I was at a bus station in Sucre, Bolivia. It was early, already warm. Flies kept landing on my head. A smell of rotting meat was making my stomach lurch.
I wanted to buy a ticket to Uyuni, further south - gateway to the Salt Flats. I had read about the Salt Flats when I was very young. Seeing them would fulfil a childhood ambition.           
The only other person queuing for a ticket that morning was an old lady. As yet, no one was manning the ticket office. A stack of wicker coffins rested to one side of it. I was getting worried as my bus was due to depart.            
‘Don’t worry,’ the old lady said. ‘The bus isn’t going anywhere. Not until it is full.’           
I turned to her and thanked her. Then I turned around again. Sight of the empty coffins, however, was starting to unnerve me. And so, one more time, I turned around to face the old lady.           
She was wearing a black bowler hat and matching black poncho. Her face was the colour of leather, a network of dirty fissures scored into her from long life and too much sun. She reminded me of one of the ladies I had seen at Witches’ Market in La Paz. Sure enough, she confirmed my suspicion.            
‘I have a piece of ground on Calle Linares,’ she told me. ‘I sell sugar, reading glasses and iPods.’            ‘How much for an iPod?’ I asked her. ‘Mine was stolen last week.’           
‘They are not cheap,’ she conceded, ‘but my reading glasses are going for a song.’
We exchanged reasons for our being at the bus station on this hot morning. I explained my desire to see the Salt Flats, mentioned youthful reading, my discovery in a book of a twelve-hundred-mile expanse of solid salt. I wanted to see it, I told her. The old lady was travelling to Potosí, a mining town about halfway to Uyuni. She was going to a miner’s funeral, she said. It was her first time home in five years.
‘Did you know the miner?’ I asked her.
‘Yes,’ she said. ‘He was my great grandson.’
‘How old was he?’ I asked next, the words were out of my mouth as soon as she’d mentioned her relationship to the dead miner.
‘He was twelve. His lamp stopped working and he lost his way. It must have been very dark when he died.’           

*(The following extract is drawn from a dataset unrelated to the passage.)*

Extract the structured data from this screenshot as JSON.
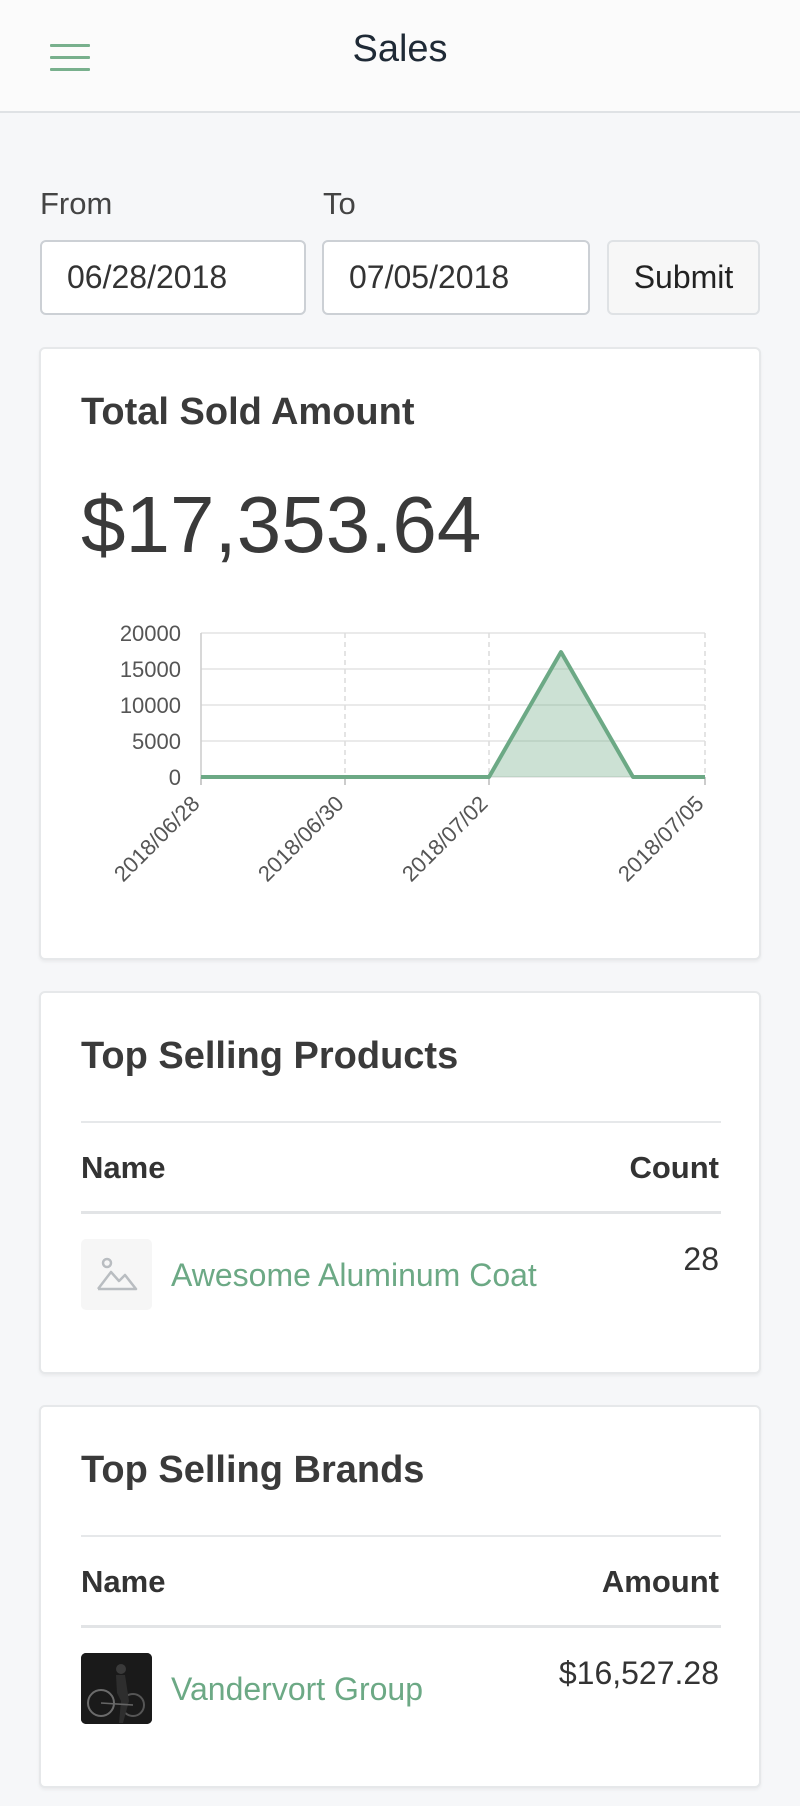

Two hours later we were sitting on the bus, waiting for the driver to fire up his engine and begin the journey south. In this time the old lady and I had swapped some more talk about La Paz, but eventually we had run out of things to say. Every so often one of the wicker coffins was loaded onto the bus.           
‘Who is going in those?’ I silently wondered, glancing from the coffins to the old lady, but she just smiled faintly, reluctant, this time, to supply a response to my unspoken concern.